MNIST 데이터를 미니 배치로 순회하기 위해 BatchGenerator 클래스를 구현한다.

그레이디언트 계산

# 그레이디언트 계산
def one_training_step(model, images_batch, labels_batch):
   with tf.GradientTape() as tape:
       predictions = model(images_batch)
       per_sample_losses = tf.keras.losses.sparse_categorical_crossentropy(
           labels_batch, predictions)
       average_loss = tf.reduce_mean(per_sample_losses)
   gradients = tape.gradient(average_loss, model.weights)
   update_weights(gradients, model.weights)
   return average_loss

손실 값을 구하고, 그레디언트를 통해 가중치를 업데이트하기 위해 그레이디언트를 계산하는 함수를 구현하고, update_weight 함수를 호출하여 가중치를 업데이트한다.

가중치 업데이트

learning_rate = 1e-3

def update_weights(gradients, weights):
   for g, w in zip(gradients, weights):
       w.assign_sub(g * learning_rate)

학습률을 지정하고, 각 가중치에 gradient * learning_rate 빼서 가중치를 업데이트한다.

전체 훈련 루프

def fit(model, images, labels, epochs, batch_size=128):
   for epoch_counter in range(epochs):
       print(f'에포크 {epoch_counter}')
       batch_generator = BatchGenerator(images, labels)
       for batch_counter in range(batch_generator.num_batchs):
           images_batch, labels_batch = batch_generator.next()
           loss = one_training_step(model, images_batch, labels_batch)
           if batch_counter % 100 == 0:
               print(f'{batch_counter}번째 배치 손실: {loss:.2f}')

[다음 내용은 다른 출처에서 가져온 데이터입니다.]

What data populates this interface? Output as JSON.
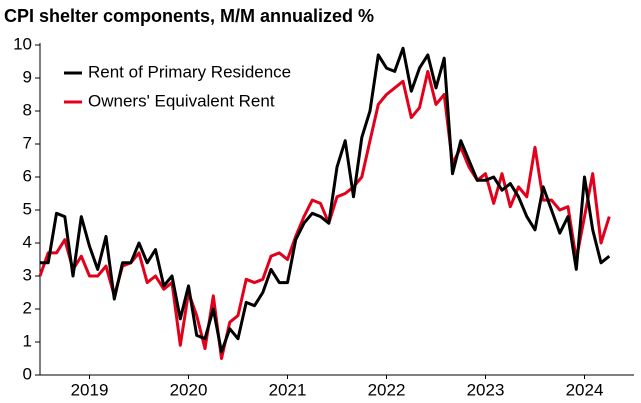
{
  "chart_data": {
    "type": "line",
    "title": "CPI shelter components, M/M annualized %",
    "x": [
      2019.0,
      2019.083,
      2019.167,
      2019.25,
      2019.333,
      2019.417,
      2019.5,
      2019.583,
      2019.667,
      2019.75,
      2019.833,
      2019.917,
      2020.0,
      2020.083,
      2020.167,
      2020.25,
      2020.333,
      2020.417,
      2020.5,
      2020.583,
      2020.667,
      2020.75,
      2020.833,
      2020.917,
      2021.0,
      2021.083,
      2021.167,
      2021.25,
      2021.333,
      2021.417,
      2021.5,
      2021.583,
      2021.667,
      2021.75,
      2021.833,
      2021.917,
      2022.0,
      2022.083,
      2022.167,
      2022.25,
      2022.333,
      2022.417,
      2022.5,
      2022.583,
      2022.667,
      2022.75,
      2022.833,
      2022.917,
      2023.0,
      2023.083,
      2023.167,
      2023.25,
      2023.333,
      2023.417,
      2023.5,
      2023.583,
      2023.667,
      2023.75,
      2023.833,
      2023.917,
      2024.0,
      2024.083,
      2024.167,
      2024.25,
      2024.333,
      2024.417,
      2024.5,
      2024.583,
      2024.667,
      2024.75
    ],
    "series": [
      {
        "name": "Rent of Primary Residence",
        "color": "#000000",
        "values": [
          3.4,
          3.4,
          4.9,
          4.8,
          3.0,
          4.8,
          3.9,
          3.2,
          4.2,
          2.3,
          3.4,
          3.4,
          4.0,
          3.4,
          3.8,
          2.7,
          3.0,
          1.7,
          2.7,
          1.2,
          1.1,
          2.0,
          0.7,
          1.4,
          1.1,
          2.2,
          2.1,
          2.5,
          3.2,
          2.8,
          2.8,
          4.1,
          4.6,
          4.9,
          4.8,
          4.6,
          6.3,
          7.1,
          5.4,
          7.2,
          8.0,
          9.7,
          9.3,
          9.2,
          9.9,
          8.6,
          9.3,
          9.7,
          8.7,
          9.6,
          6.1,
          7.1,
          6.5,
          5.9,
          5.9,
          6.0,
          5.6,
          5.8,
          5.4,
          4.8,
          4.4,
          5.7,
          5.0,
          4.3,
          4.8,
          3.2,
          6.0,
          4.4,
          3.4,
          3.6
        ]
      },
      {
        "name": "Owners' Equivalent Rent",
        "color": "#e3001b",
        "values": [
          3.0,
          3.7,
          3.7,
          4.1,
          3.2,
          3.6,
          3.0,
          3.0,
          3.3,
          2.4,
          3.3,
          3.4,
          3.7,
          2.8,
          3.0,
          2.6,
          2.8,
          0.9,
          2.5,
          1.8,
          0.8,
          2.4,
          0.5,
          1.6,
          1.8,
          2.9,
          2.8,
          2.9,
          3.6,
          3.7,
          3.5,
          4.2,
          4.8,
          5.3,
          5.2,
          4.6,
          5.4,
          5.5,
          5.7,
          6.0,
          7.1,
          8.2,
          8.5,
          8.7,
          8.9,
          7.8,
          8.1,
          9.2,
          8.2,
          8.5,
          6.4,
          6.9,
          6.3,
          5.9,
          6.1,
          5.2,
          6.1,
          5.1,
          5.7,
          5.4,
          6.9,
          5.3,
          5.3,
          5.0,
          5.1,
          3.5,
          4.8,
          6.1,
          4.0,
          4.8
        ]
      }
    ],
    "xlim": [
      2019,
      2025
    ],
    "xticks": [
      {
        "value": 2019.5,
        "label": "2019"
      },
      {
        "value": 2020.5,
        "label": "2020"
      },
      {
        "value": 2021.5,
        "label": "2021"
      },
      {
        "value": 2022.5,
        "label": "2022"
      },
      {
        "value": 2023.5,
        "label": "2023"
      },
      {
        "value": 2024.5,
        "label": "2024"
      }
    ],
    "ylim": [
      0,
      10
    ],
    "yticks": [
      0,
      1,
      2,
      3,
      4,
      5,
      6,
      7,
      8,
      9,
      10
    ],
    "grid": false,
    "legend": "upper left"
  }
}
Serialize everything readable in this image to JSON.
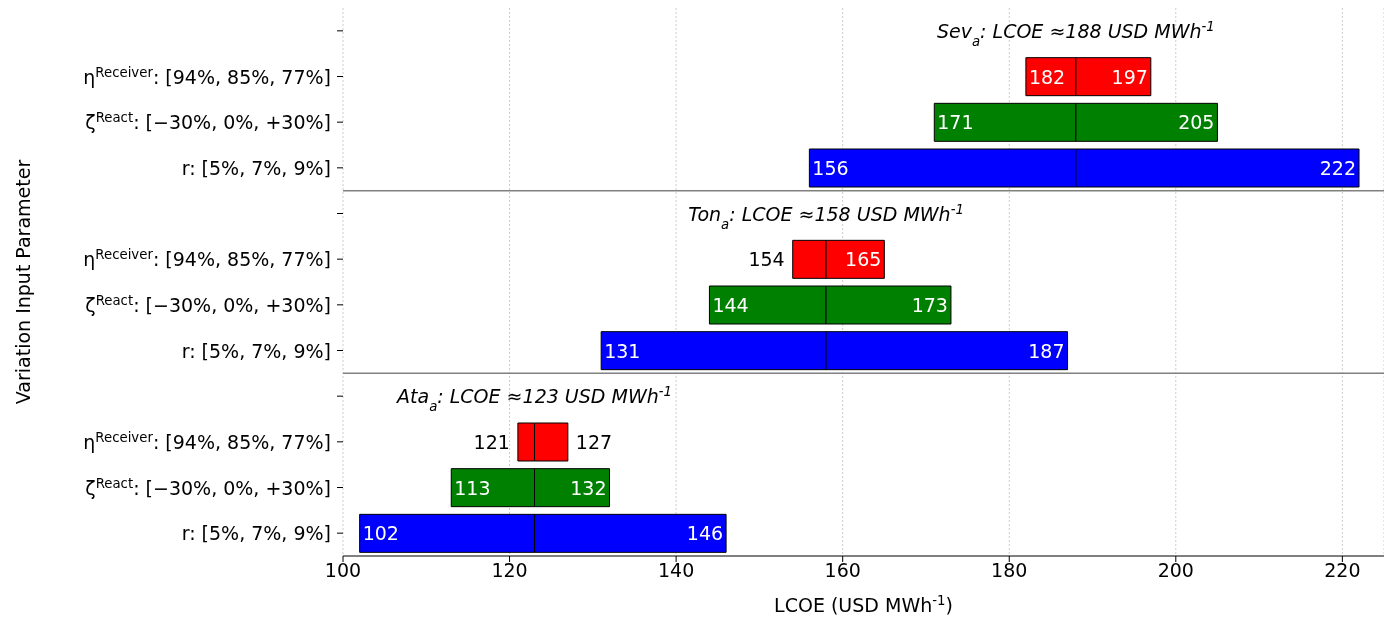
{
  "chart_data": {
    "type": "bar",
    "orientation": "horizontal",
    "xlabel": "LCOE (USD MWh$^{-1}$)",
    "ylabel": "Variation Input Parameter",
    "categories": [
      null,
      "η$^{Receiver}$: [94%, 85%, 77%]",
      "ζ$^{React}$: [−30%, 0%, +30%]",
      "r: [5%, 7%, 9%]",
      null,
      "η$^{Receiver}$: [94%, 85%, 77%]",
      "ζ$^{React}$: [−30%, 0%, +30%]",
      "r: [5%, 7%, 9%]",
      null,
      "η$^{Receiver}$: [94%, 85%, 77%]",
      "ζ$^{React}$: [−30%, 0%, +30%]",
      "r: [5%, 7%, 9%]"
    ],
    "series": [
      {
        "colors": [
          "#ff0000",
          "#ff0000",
          "#008000",
          "#0000ff",
          "#ff0000",
          "#ff0000",
          "#008000",
          "#0000ff",
          "#ff0000",
          "#ff0000",
          "#008000",
          "#0000ff"
        ],
        "base": [
          null,
          188,
          188,
          188,
          null,
          158,
          158,
          158,
          null,
          123,
          123,
          123
        ],
        "values": [
          null,
          -6,
          -17,
          -32,
          null,
          -4,
          -14,
          -27,
          null,
          -2,
          -10,
          -21
        ],
        "value_labels": [
          null,
          "182",
          "171",
          "156",
          null,
          "154",
          "144",
          "131",
          null,
          "121",
          "113",
          "102"
        ]
      },
      {
        "colors": [
          "#ff0000",
          "#ff0000",
          "#008000",
          "#0000ff",
          "#ff0000",
          "#ff0000",
          "#008000",
          "#0000ff",
          "#ff0000",
          "#ff0000",
          "#008000",
          "#0000ff"
        ],
        "base": [
          null,
          188,
          188,
          188,
          null,
          158,
          158,
          158,
          null,
          123,
          123,
          123
        ],
        "values": [
          null,
          9,
          17,
          34,
          null,
          7,
          15,
          29,
          null,
          4,
          9,
          23
        ],
        "value_labels": [
          null,
          "197",
          "205",
          "222",
          null,
          "165",
          "173",
          "187",
          null,
          "127",
          "132",
          "146"
        ]
      }
    ],
    "annotations": [
      "Sev$_{a}$: LCOE ≈188 USD MWh$^{-1}$",
      "Ton$_{a}$: LCOE ≈158 USD MWh$^{-1}$",
      "Ata$_{a}$: LCOE ≈123 USD MWh$^{-1}$"
    ],
    "xlim": [
      100,
      225
    ],
    "xticks": [
      100,
      120,
      140,
      160,
      180,
      200,
      220
    ],
    "grid": "x"
  }
}
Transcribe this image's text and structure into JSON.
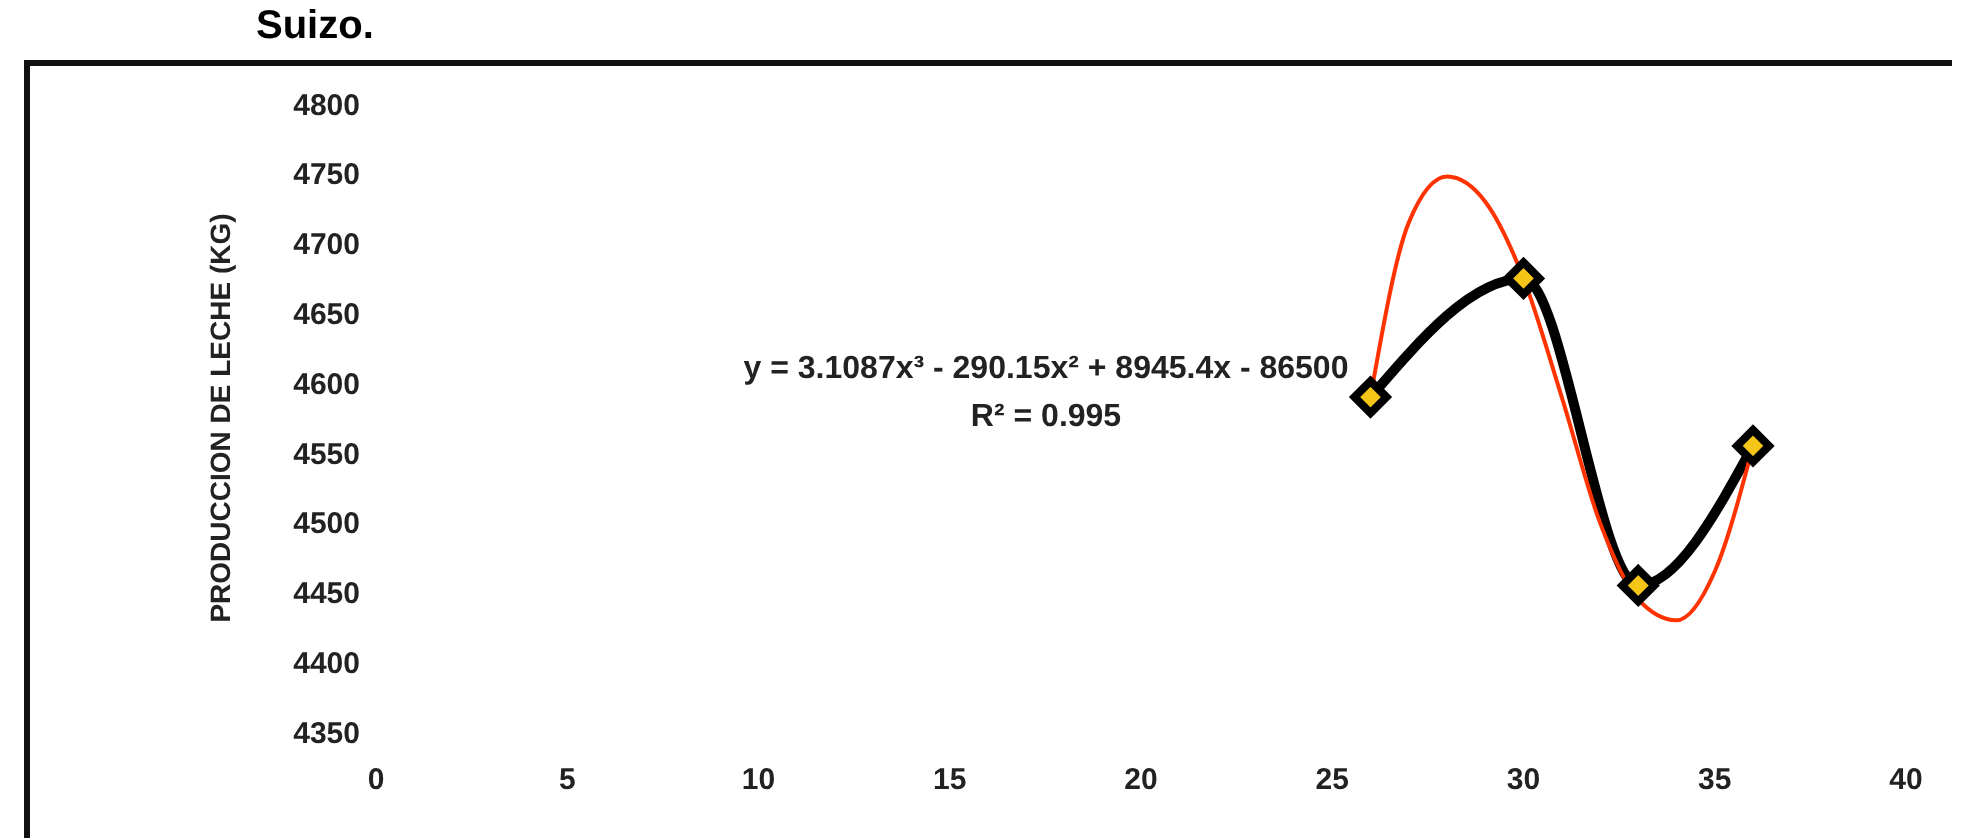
{
  "chart_data": {
    "type": "line",
    "title": "Suizo.",
    "ylabel": "PRODUCCION DE LECHE (KG)",
    "xlim": [
      0,
      40
    ],
    "xticks": [
      0,
      5,
      10,
      15,
      20,
      25,
      30,
      35,
      40
    ],
    "ylim": [
      4350,
      4800
    ],
    "yticks": [
      4350,
      4400,
      4450,
      4500,
      4550,
      4600,
      4650,
      4700,
      4750,
      4800
    ],
    "marker": "diamond",
    "line_style": "solid",
    "annotations": [
      "y = 3.1087x³ - 290.15x² + 8945.4x - 86500",
      "R² = 0.995"
    ],
    "series": [
      {
        "type": "line",
        "color": "#000000",
        "x": [
          26,
          30,
          33,
          36
        ],
        "values": [
          4590,
          4675,
          4455,
          4555
        ]
      },
      {
        "type": "line",
        "color": "#ff3300",
        "marker": "none",
        "x": [
          26,
          27,
          28,
          29,
          30,
          31,
          32,
          33,
          34,
          35,
          36
        ],
        "values": [
          4590,
          4715,
          4748,
          4730,
          4675,
          4590,
          4500,
          4445,
          4430,
          4465,
          4555
        ]
      }
    ]
  }
}
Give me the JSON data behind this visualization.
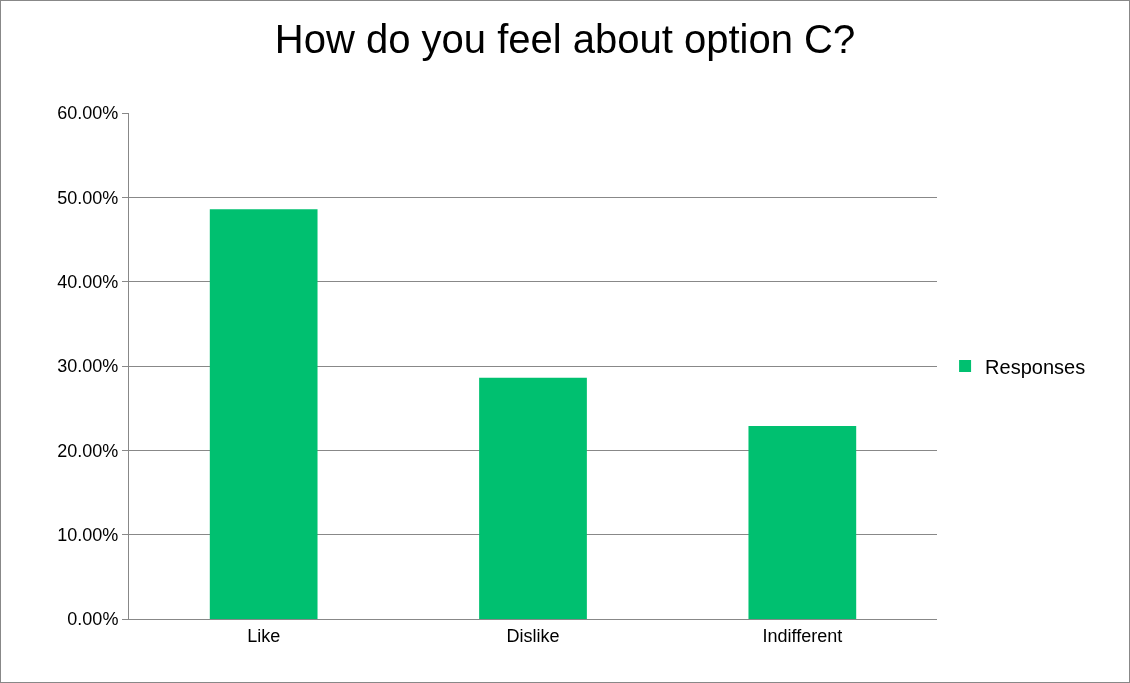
{
  "chart_data": {
    "type": "bar",
    "title": "How do you feel about option C?",
    "categories": [
      "Like",
      "Dislike",
      "Indifferent"
    ],
    "series": [
      {
        "name": "Responses",
        "color": "#00c070",
        "values": [
          48.6,
          28.6,
          22.9
        ]
      }
    ],
    "ylim": [
      0,
      60
    ],
    "yticks": [
      {
        "value": 0,
        "label": "0.00%"
      },
      {
        "value": 10,
        "label": "10.00%"
      },
      {
        "value": 20,
        "label": "20.00%"
      },
      {
        "value": 30,
        "label": "30.00%"
      },
      {
        "value": 40,
        "label": "40.00%"
      },
      {
        "value": 50,
        "label": "50.00%"
      },
      {
        "value": 60,
        "label": "60.00%"
      }
    ],
    "grid": "y",
    "legend": "right"
  }
}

훈련 에포크 하나마다 각 배치에 대한 one_training_step(훈련 스텝)을 반복한다.

함수 테스트

from tensorflow.keras.datasets import mnist
(train_images, train_labels), (test_images, test_labels) = mnist.load_data()

train_images = train_images.reshape((60000, 28 * 28))
train_images = train_images.astype('float32') / 255
test_images = test_images.reshape((10000, 28 * 28))
test_images = test_images.astype('float32') / 255

fit(model, train_images, train_labels, epochs=10, batch_size=128)
# 에포크 0
# 0번째 배치 손실: 5.07
# 100번째 배치 손실: 2.26
# 200번째 배치 손실: 2.22
# 300번째 배치 손실: 2.10
# 400번째 배치 손실: 2.23
# ...
# 에포크 9
# 0번째 배치 손실: 0.67
# 100번째 배치 손실: 0.71
# 200번째 배치 손실: 0.61
# 300번째 배치 손실: 0.67
# 400번째 배치 손실: 0.73

epochs를 10으로 지정하고 fit()함수를 호출한 결과, 각 에포크마다 각 배치의 손실 값을 계산하고 가중치를 업데이트하여 에포크가 지날 때 마다 배치에 대한 손실 값이 줄어드는 것을 확인할 수 있다.

모델 평가

# 모델 평가하기
predictions = model(test_images)
predictions = predictions.numpy()
predicted_labels = np.argmax(predictions, axis=1)
matches = predicted_labels == test_labels
print(f'정확도: {matches.mean():.2f}') # 정확도: 0.82

모델을 평가하기 위해 10000개의 테스트 데이터에 대한 0~9까지의 확률값을 저장하여 테스트 레이블과 비교한 데이터를 matches 변수에 저장한다. 이때 matches 에는 Boolean 형식으로 예측값이 맞았는지 틀렸는지 True / False 형태로 저장되어 있고 이들의 평균을 계산해보면 정확도가 약 82%로 도출되는 것을 확인할 수 있다.